DCNA deliberately limits itself to coaches. There are no plans to sell city buses and regular-service buses in the USA. Since the public tenders in this segment of the bus market stipulate American production, Daimler cannot compete with its buses from Istanbul.
Difficult expansion
US industry experts and competitors believe that the ambitious expansion will not be easy. “Many Americans frown on driving Greyhound, Trailways and the like. Planes or cars are preferred for long-haul routes,” says a top manager from the industry. Those who drive long-distance buses often have limited income. Therefore, the reputation of the means of transport is not the best. “Daimler will have to market its buses well in order to establish them permanently.”

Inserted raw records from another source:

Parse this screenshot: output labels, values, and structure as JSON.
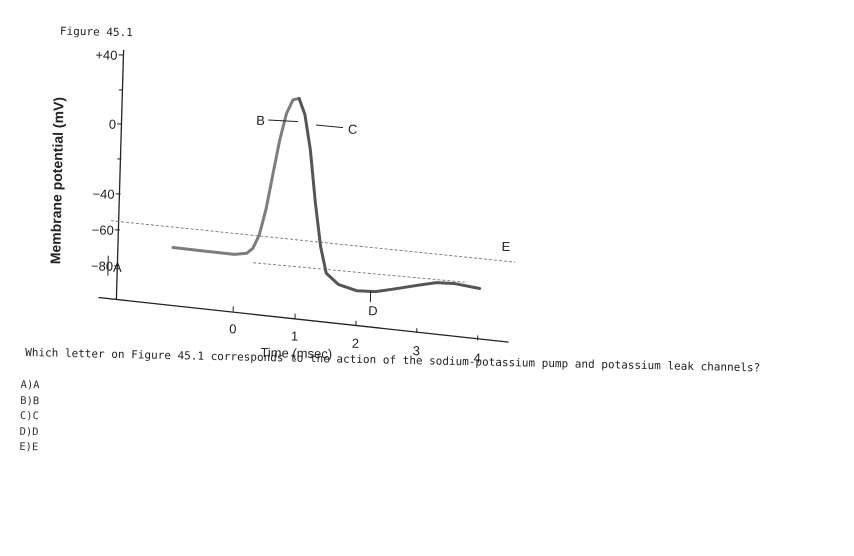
{
  "figure_label": "Figure 45.1",
  "question": "Which letter on Figure 45.1 corresponds to the action of the sodium-potassium pump and potassium leak channels?",
  "options": [
    "A)A",
    "B)B",
    "C)C",
    "D)D",
    "E)E"
  ],
  "chart_data": {
    "type": "line",
    "title": "",
    "xlabel": "Time (msec)",
    "ylabel": "Membrane potential (mV)",
    "x_ticks": [
      "0",
      "1",
      "2",
      "3",
      "4"
    ],
    "y_ticks": [
      "+40",
      "0",
      "−40",
      "−60",
      "−80"
    ],
    "xlim": [
      -1.0,
      4.0
    ],
    "ylim": [
      -100,
      40
    ],
    "series": [
      {
        "x": [
          -1.0,
          -0.5,
          0.0,
          0.2,
          0.3,
          0.4,
          0.5,
          0.6,
          0.7,
          0.8,
          0.9,
          1.0,
          1.1,
          1.2,
          1.3,
          1.4,
          1.5,
          1.7,
          2.0,
          2.3,
          2.6,
          3.0,
          3.3,
          3.6,
          4.0
        ],
        "y": [
          -70,
          -71,
          -72,
          -71,
          -68,
          -60,
          -45,
          -25,
          -5,
          10,
          18,
          19,
          10,
          -10,
          -40,
          -65,
          -80,
          -86,
          -89,
          -89,
          -87,
          -84,
          -82,
          -82,
          -84
        ]
      }
    ],
    "threshold_lines": [
      -55,
      -75
    ],
    "point_labels": [
      {
        "text": "A"
      },
      {
        "text": "B"
      },
      {
        "text": "C"
      },
      {
        "text": "D"
      },
      {
        "text": "E"
      }
    ],
    "colors": {
      "rising": "#7d7d7d",
      "falling": "#555555",
      "text": "#222222"
    }
  }
}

Daimler Truck CEO Martin Daum had already announced to the Handelsblatt in 2021 that he wanted to use the “enormously attractive” long-term potential in the bus sector: “Look at North America. So far we have hardly been present with coaches. Only recently, however, did we present a Mercedes touring coach there: extremely luxuriously equipped and networked.” Daum was convinced: “This is the ideal vehicle for replacing planes for short flights on long-distance bus routes in the USA.”
In the Handelsblatt interview, Daum had also announced hydrogen buses “in the medium term”. By 2030 there should be a “CO2-neutral” vehicle range in every segment. However, the new offer in North America is not that promising: the Tourrider buses are powered in the classic way with 450 hp diesel engines from Mannheim. There is also no electric alternative.
“We want to be directly successful over the long haul. That’s why we’re starting with buses that are based on the existing infrastructure,” explains Rohde. Own bus production in North America is not planned for the foreseeable future.